La Bourse de Paris rêve d’un compromis européen sur la Grèce pour rebondir

 Embourbée dans le dossier grec, la Bourse de Paris est parvenue in extremis à relever la tête cette semaine, mais va devoir s'en remettre à la bonne volonté des Européens, lors du sommet des 23-24 juin notamment, pour conforter ses maigres gains.Sur la semaine écoulée, le CAC 40 a avancé de 0,49% pour terminer vendredi à 3.823,74 points et a ainsi mis fin à six semaines de baisse consécutive.

Déprimée par des craintes de ralentissement économique aux Etats-Unis et par l'impasse grecque, le marché parisien a vu ce second dossier revenir sur le devant de la scène dès le début de la semaine. La faute aux agences de notation.

Standard & Poor's a en effet abaissé lundi la note de la Grèce à "CCC", faisant ce pays le plus mal noté au monde et, de facto, le plus dangereux en termes de solvabilité. Cette décision a logiquement fait trébucher l'euro, a poussé les rendements sur le marché obligataire à des sommets et mis une nouvelle fois la pression sur la zone euro, sommée de se mettre d'accord.
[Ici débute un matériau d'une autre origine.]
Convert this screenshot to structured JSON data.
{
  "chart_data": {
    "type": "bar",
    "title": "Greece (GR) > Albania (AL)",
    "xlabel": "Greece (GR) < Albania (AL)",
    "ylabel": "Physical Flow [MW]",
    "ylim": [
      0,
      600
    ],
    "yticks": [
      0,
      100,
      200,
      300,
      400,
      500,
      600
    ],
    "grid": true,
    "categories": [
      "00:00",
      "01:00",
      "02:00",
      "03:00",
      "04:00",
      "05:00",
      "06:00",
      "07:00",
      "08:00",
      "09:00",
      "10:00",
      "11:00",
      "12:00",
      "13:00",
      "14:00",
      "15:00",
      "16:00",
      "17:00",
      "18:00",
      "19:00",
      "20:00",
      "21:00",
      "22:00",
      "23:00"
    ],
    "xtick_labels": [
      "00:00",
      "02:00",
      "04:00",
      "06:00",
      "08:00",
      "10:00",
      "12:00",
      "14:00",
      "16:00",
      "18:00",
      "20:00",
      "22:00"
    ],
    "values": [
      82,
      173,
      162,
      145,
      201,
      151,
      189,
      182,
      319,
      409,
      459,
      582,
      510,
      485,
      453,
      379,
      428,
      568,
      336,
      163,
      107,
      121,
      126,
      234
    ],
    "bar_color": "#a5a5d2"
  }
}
La pomme de discorde reste la mise à contribution des créanciers privés, sujet sur lequel se déchirent la Banque centrale européenne (BCE) et l'Allemagne, favorable à une implication -même à marché forcée- du privé.

Les atermoiements au sein de la zone euro, qui a repoussé au moins jusqu'en juillet toute décision ferme, ont une nouvelle fois fragilisé les marchés avant que l'Allemagne et la France ne présentent un front uni vendredi.

"Les déclarations des deux pays ont joué un rôle de catalyseur, mais c'est de la poudre aux yeux", a commenté l'analyste Cyril Temin, associé chez Euroland Finance.

Berlin a revu ses ambitions à la baisse en acceptant un compromis pour éviter la banqueroute de la Grèce et une contagion au reste de la zone euro.

Mais "tout n'est qu'incertitude et volatilité! Il n'y a rien qui donne envie aux investisseurs de rentrer sur le marché", a poursuivi M. Temin.

"Etant donné la complexité technique autour de cette question (l'implication des banques, ndlr), les négociations sont particulièrement délicates et nécessitent des délais qui ne correspondent pas à ceux des investisseurs qui attendent des réponses rapides", souligne François Duhen du Crédit Mutuel-CIC.

Dans ce contexte, le sommet européen de jeudi et vendredi devra "offrir à nouveau un visage uni et surtout mettre en place les outils qui permettront de garantir à long terme la solidité de la zone euro", note le stratégiste.

Et "arriver à concilier politique et pragmatisme", soulignent pour leur part les analystes de Crédit Agricole.

Outre la problématique européenne, les investisseurs surveilleront une nouvelle fois les indicateurs américains, afin de jauger si le ralentissement constaté depuis plusieurs semaines est ponctuel ou pérenne.

A ce titre, la publication de la dernière estimation de la croissance du premier trimestre sera un temps fort vendredi et les statistiques immobilières retiendront l'attention.

Dans la zone euro, les indices de confiance, le Zew et l'Ifo, seront suivis.

A moyen terme, le marché risque de se montrer fébrile jusqu'au démarrage de la saison des résultats en juillet, la solidité des entreprises constituant le principal élément de soutien depuis le début de l'année.

D'autant plus que l'été verra aussi la politique accommodante de la banque centrale américaine prendre fin. La réunion de la Fed mercredi prochain ne devrait toutefois pas apporter de nouveautés, selon les analystes.